Extrait de « LE MONDE » le 06 septembre 2001
Un article intéressant sur l’inflence de l’actionnariat chez FT.... la bourse, on joue et...on perd !
Le syndicat CFTC n’a pas attendu la rentrée de septembre pour ouvrir le feu. La publication, fin août, d’un communiqué évoquant la fermeture d’une centaine de points de vente de France Télécom sur le territoire et une réduction d’effectifs de 11 000 personnes dans les agences commerciales d’ici à 2004 a donné le ton. La rentrée sociale a débuté par un coup de fièvre.
Au-delà de la lutte d’influence qui se joue entre les différentes obédiences syndicales, la CGT et SUD étant les syndicats majoritaires au sein de l’entreprise, et la CFTC jouant le rôle d’outsider, cette montée au créneau illustre l’état d’esprit qui règne chez l’opérateur. L’inquiétude et le mécontentement gagnent du terrain au sein du personnel.
Mécontentement, tout d’abord, des salariés actionnaires. En effet, une grande majorité du personnel de France Télécom, près de 70 %, a souscrit au plan d’actionnariat proposé lors de l’ouverture du capital de l’opérateur historique en novembre 1997. Le "pacte social" scellé à ce moment crucial, alors que la société tournait le dos définitivement à son statut d’entreprise publique, reposait principalement sur cet accès au capital. La montée constante du cours de l’action qui a suivi n’a pas manqué d’être un thème très prisé de communication interne. Le paroxysme a été atteint en mars 2000, alors que le titre dépassait les 220 euros.
Depuis, l’action n’en finit pas de plonger. A 31,65 euros, elle se rapproche inexorablement de son cours d’introduction de 27 euros.

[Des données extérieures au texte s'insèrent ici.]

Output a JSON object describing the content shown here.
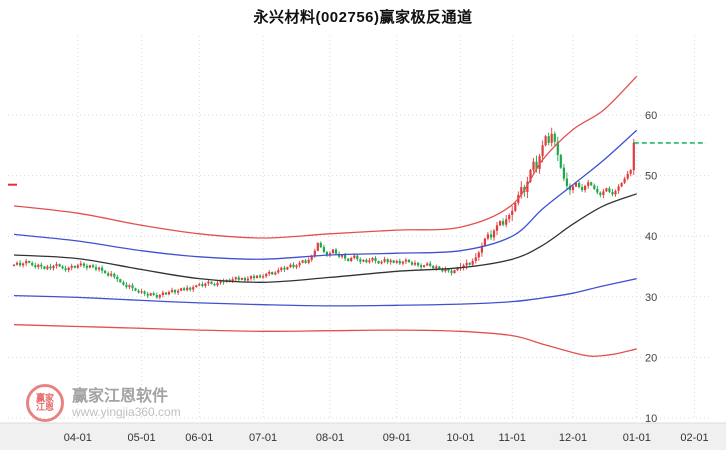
{
  "header": {
    "title": "永兴材料(002756)赢家极反通道"
  },
  "watermark": {
    "brand": "赢家江恩软件",
    "url": "www.yingjia360.com",
    "seal_line1": "赢家",
    "seal_line2": "江恩"
  },
  "chart_data": {
    "type": "candlestick",
    "title": "永兴材料(002756)赢家极反通道",
    "xlabel": "",
    "ylabel": "",
    "ylim": [
      10,
      67
    ],
    "grid": "dotted",
    "legend_position": "none",
    "y_ticks": [
      60,
      50,
      40,
      30,
      20,
      10
    ],
    "x_tick_labels": [
      "04-01",
      "05-01",
      "06-01",
      "07-01",
      "08-01",
      "09-01",
      "10-01",
      "11-01",
      "12-01",
      "01-01",
      "02-01"
    ],
    "month_boundaries": [
      21,
      42,
      61,
      82,
      104,
      126,
      147,
      164,
      184,
      205,
      224
    ],
    "colors": {
      "up": "#e23b3b",
      "down": "#1fa84a",
      "grid": "#d9d9d9",
      "axis_text": "#444444",
      "strip_bg": "#f0f0f0"
    },
    "closes": [
      35.3,
      35.6,
      35.2,
      35.5,
      35.9,
      35.6,
      35.2,
      34.9,
      35.3,
      35.0,
      34.6,
      35.0,
      34.7,
      35.1,
      35.4,
      35.0,
      34.7,
      34.4,
      34.8,
      35.1,
      34.8,
      35.2,
      35.5,
      35.1,
      34.8,
      35.2,
      34.9,
      34.5,
      34.8,
      34.3,
      33.9,
      33.5,
      33.8,
      33.3,
      32.9,
      32.4,
      32.0,
      31.6,
      31.9,
      31.4,
      31.0,
      30.7,
      30.9,
      30.5,
      30.2,
      30.6,
      30.3,
      29.9,
      30.3,
      30.7,
      30.4,
      30.8,
      31.1,
      30.7,
      31.0,
      31.4,
      31.1,
      31.5,
      31.2,
      31.6,
      31.9,
      32.1,
      31.8,
      32.2,
      32.5,
      32.1,
      31.9,
      32.3,
      32.7,
      32.4,
      32.8,
      32.5,
      32.9,
      33.2,
      32.8,
      33.1,
      32.7,
      33.0,
      33.4,
      33.1,
      33.5,
      33.2,
      33.4,
      33.8,
      34.1,
      33.7,
      34.0,
      34.4,
      34.8,
      34.5,
      34.9,
      35.3,
      34.9,
      35.2,
      35.6,
      36.0,
      35.6,
      36.1,
      36.8,
      37.6,
      38.9,
      38.2,
      37.4,
      36.9,
      37.2,
      37.8,
      37.1,
      36.6,
      36.9,
      36.3,
      35.9,
      36.4,
      36.8,
      36.2,
      35.8,
      36.1,
      35.7,
      36.0,
      36.4,
      35.9,
      35.5,
      35.8,
      36.2,
      35.7,
      36.0,
      35.6,
      35.9,
      35.5,
      35.8,
      36.1,
      35.7,
      35.3,
      35.6,
      35.2,
      34.9,
      35.2,
      35.5,
      35.1,
      34.7,
      35.0,
      34.6,
      34.2,
      34.6,
      34.3,
      33.9,
      34.4,
      34.7,
      34.9,
      35.2,
      35.6,
      35.3,
      35.9,
      36.5,
      37.3,
      38.4,
      39.6,
      40.3,
      39.8,
      40.9,
      41.8,
      42.5,
      41.9,
      42.8,
      43.5,
      44.2,
      45.5,
      46.8,
      48.1,
      47.3,
      49.0,
      50.9,
      52.3,
      51.1,
      53.2,
      55.0,
      56.5,
      55.4,
      56.9,
      55.6,
      53.4,
      51.3,
      49.5,
      48.3,
      47.6,
      48.2,
      48.8,
      48.1,
      47.6,
      48.3,
      48.9,
      48.4,
      47.8,
      47.2,
      46.8,
      47.4,
      47.9,
      47.3,
      46.9,
      47.5,
      48.2,
      48.8,
      49.5,
      50.3,
      50.9,
      55.4
    ],
    "channel_lines": [
      {
        "name": "upper-outer-red",
        "color": "#e35050",
        "points": [
          [
            0,
            45.0
          ],
          [
            21,
            43.8
          ],
          [
            42,
            41.8
          ],
          [
            61,
            40.4
          ],
          [
            82,
            39.7
          ],
          [
            104,
            40.4
          ],
          [
            126,
            41.0
          ],
          [
            147,
            41.5
          ],
          [
            164,
            45.2
          ],
          [
            174,
            52.6
          ],
          [
            184,
            57.6
          ],
          [
            194,
            60.8
          ],
          [
            205,
            66.4
          ]
        ]
      },
      {
        "name": "upper-inner-blue",
        "color": "#3f51d1",
        "points": [
          [
            0,
            40.3
          ],
          [
            21,
            39.2
          ],
          [
            42,
            37.6
          ],
          [
            61,
            36.6
          ],
          [
            82,
            36.2
          ],
          [
            104,
            36.9
          ],
          [
            126,
            37.2
          ],
          [
            147,
            37.6
          ],
          [
            164,
            40.0
          ],
          [
            174,
            44.5
          ],
          [
            184,
            48.5
          ],
          [
            194,
            52.5
          ],
          [
            205,
            57.5
          ]
        ]
      },
      {
        "name": "middle-black",
        "color": "#333333",
        "points": [
          [
            0,
            36.9
          ],
          [
            21,
            36.3
          ],
          [
            42,
            34.5
          ],
          [
            61,
            33.0
          ],
          [
            82,
            32.4
          ],
          [
            104,
            33.2
          ],
          [
            126,
            34.2
          ],
          [
            147,
            34.8
          ],
          [
            164,
            36.2
          ],
          [
            174,
            38.5
          ],
          [
            184,
            42.0
          ],
          [
            194,
            45.0
          ],
          [
            205,
            47.0
          ]
        ]
      },
      {
        "name": "lower-inner-blue",
        "color": "#3f51d1",
        "points": [
          [
            0,
            30.2
          ],
          [
            21,
            29.9
          ],
          [
            42,
            29.4
          ],
          [
            61,
            29.0
          ],
          [
            82,
            28.7
          ],
          [
            104,
            28.5
          ],
          [
            126,
            28.6
          ],
          [
            147,
            28.8
          ],
          [
            164,
            29.2
          ],
          [
            174,
            29.8
          ],
          [
            184,
            30.6
          ],
          [
            194,
            31.8
          ],
          [
            205,
            33.0
          ]
        ]
      },
      {
        "name": "lower-outer-red",
        "color": "#e35050",
        "points": [
          [
            0,
            25.4
          ],
          [
            21,
            25.1
          ],
          [
            42,
            24.8
          ],
          [
            61,
            24.5
          ],
          [
            82,
            24.3
          ],
          [
            104,
            24.4
          ],
          [
            126,
            24.5
          ],
          [
            147,
            24.3
          ],
          [
            164,
            23.6
          ],
          [
            174,
            22.2
          ],
          [
            184,
            20.8
          ],
          [
            190,
            20.2
          ],
          [
            197,
            20.5
          ],
          [
            205,
            21.4
          ]
        ]
      }
    ],
    "ref_line": {
      "value": 55.4,
      "color": "#00a84f",
      "style": "dashed",
      "from_index": 204
    },
    "edge_marks": [
      {
        "value": 48.5,
        "color": "#dd3333"
      }
    ]
  }
}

Ce plongeon est d’autant plus mal ressenti que l’échéance de ces plans en actions bloqués cinq ans, se profile. Tout espoir de gain se réduit comme peau de chagrin. Le retour sur terre est encore plus brutal pour ceux qui ont souscrit à la seconde émission de titres ou qui ont acheté des actions Wanadoo qui se négocient aujourd’hui, bien en dessous de leur cours d’introduction. Le "pacte social" s’en trouve d’autant fragilisé et les revendications salariales jusqu’alors mises sous le boisseau refont surface.
L’inquiétude, quant à elle, est suscitée surtout par la multiplication des plans sociaux qui touchent l’industrie des télécommunications. Les concurrents européens de France Télécom, comme le finlandais Sonera ou le néerlandais KPN, ont annoncé récemment des réductions d’effectifs. De plus, en août, Equant, filiale de France Télécom depuis la fusion avec l’entité Global One, a confirmé la suppression de 3 000 emplois. "Il y avait des synergies évidentes. Equant est une société américaine, cela s’est fait rapidement. Les problèmes d’emploi ne se poseront qu’aux Etats-Unis, en France tous les employés se verront proposer des postes chez France Télécom, sauf s’ils souhaitent partir", a souligné Michel Bon. L’opérateur historique explique que les licenciements ne sont pas de mise dans une entreprise où les fonctionnaires sont largement majoritaires. Un plan de départs en pré-retraite initié il y a cinq ans est aujourd’hui le principal levier de réduction des effectifs au sein de la maison mère. "Le nombre d’employés dans la maison mère est passé de 135 000 à 126 500, soit une baisse de 6,3 % ces six derniers mois", a précisé M. Vinciguerra, directeur financier de France Télécom. Une baisse démographique qui devrait s’accélérer dans les deux prochaines années.
A noter que ces départs en pré-retraite sont plébiscités. "Près de 90 % des salariés concernés saisissent l’opportunité", souligne un syndicaliste. Mais l’inquiétude est aussi liée aux impératifs de rentabilité affichés par France Télécom. "L’écroulement boursier remet en cause le plan de désendettement qui repose maintenant sur les résultats de l’activité. La direction s’apprête à faire payer aux salariés les conséquences de ses erreurs de stratégie. Elle entend procéder à un gigantesque serrage de boulons", précise SUD dans son communiqué. La CFDT ne dit pas autre chose. Selon Jean-Claude Desrayaud, élu CFDT et membre du conseil d’administration : "Le fossé se creuse entre les salariés et la direction de l’entreprise."